Retirement? What is that?
When one thinks of the olden times, one cannot help but notice old age. I walked around the streets to find several rickshaw pullers awaiting their customers. Quite a few amongst them were well past their middle age; their hair, a snowy shade of white; their salt-and-pepper beard, more salt and less pepper. In the damp air, I smelled their spirit and strength to carry on with work and let age only remain a number.
The ‘sisters’ at the annual procession
Kolkata is full of noises – the bleat of a cycle-rickshaw horn, the holler of a bag-seller, the ringing bells of a tram, the creaking of a rickety State-bus and the constant shuffling of feet. But I found peace amidst the noise – several nuns (from Mother Teresa’s Missionaries of Charity) walked quietly through the streets at their annual procession. If peace has a smell, it’s most certainly that of starched cotton.
Nepalese momos – Calcutta’s street surprise!
This city can start feeling like home in a few days. The Albanian Saint Teresa stayed back in Kolkata for many years and so have people from various other countries. The intermingling of different tongues has also brought about a revolution in the Bengali food circuit with the introduction of many cuisines. The momos, every other Bengali’s favourite, are actually from Nepal. For only 20 rupees a plate, these momos are a steal! The stuffed, steamed dumplings come with a spicy dip and a bowl of piping hot soup. I take one long whiff of this street food and my brain instantly declares Chinese!
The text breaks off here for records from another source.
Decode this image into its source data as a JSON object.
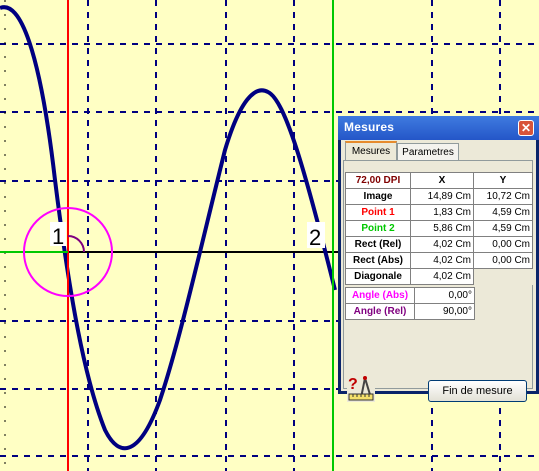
{
  "plot": {
    "background": "#FFFFC4",
    "curve_color": "#000080",
    "grid_color": "#000080",
    "marker1_color": "#FF0000",
    "marker2_color": "#00C800",
    "circle_color": "#FF00FF",
    "marker1_label": "1",
    "marker2_label": "2"
  },
  "dialog": {
    "title": "Mesures",
    "close_icon": "close-icon",
    "tabs": [
      {
        "label": "Mesures"
      },
      {
        "label": "Parametres"
      }
    ],
    "dpi": "72,00 DPI",
    "col_x": "X",
    "col_y": "Y",
    "rows": [
      {
        "label": "Image",
        "x": "14,89 Cm",
        "y": "10,72 Cm",
        "color": "#000000"
      },
      {
        "label": "Point 1",
        "x": "1,83 Cm",
        "y": "4,59 Cm",
        "color": "#FF0000"
      },
      {
        "label": "Point 2",
        "x": "5,86 Cm",
        "y": "4,59 Cm",
        "color": "#00C800"
      },
      {
        "label": "Rect (Rel)",
        "x": "4,02 Cm",
        "y": "0,00 Cm",
        "color": "#000000"
      },
      {
        "label": "Rect (Abs)",
        "x": "4,02 Cm",
        "y": "0,00 Cm",
        "color": "#000000"
      }
    ],
    "diagonal_label": "Diagonale",
    "diagonal_value": "4,02 Cm",
    "angles": [
      {
        "label": "Angle (Abs)",
        "value": "0,00°",
        "color": "#FF00FF"
      },
      {
        "label": "Angle (Rel)",
        "value": "90,00°",
        "color": "#800080"
      }
    ],
    "help_icon": "help-ruler-icon",
    "finish_button": "Fin de mesure"
  }
}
But I bite into a tender momo and know this is definitely not Chinese.
The Bangali puchka
Once enamoured by a street-snack, I can’t help but dig into some more. I reach a puchka-stall and order a round of serving. The ellipsoid puris are like nothing I’ve seen before! These flour-crisps are bigger and longer than the regular spherical puris one sees in the rest of India. The smell of tamarind in the puchka-water makes me ask for another round of puchkas!
Ever been invited for tea at a Bengali’s?
Eating in Kolkata doesn’t only happen outside. In fact, it mostly happens in the homes of the locals. The snack-spread in Bengal is slightly different from the elaborate lunches and dinners. Tea time is an intimate moment of reflection and discussion on all matters that affect the world. Friendships are forged over the aromatic Darjeeling tea or the malty Assam tea with some sugar-coated biscuits on the side. Bengalis drink tea like a European would wine. Tea is first tasted with the eyes as one discerns whether the colour is strong or translucent. The teacup is then brought to the nose to appreciate its aroma. It is finally sipped and gulped with some knowledge of the flavour.
I can distinctly smell Kolkata when I close my eyes, every fragrance becoming clear to me. Do you ever notice the smell of a new place? Has any place left a scent in your soul?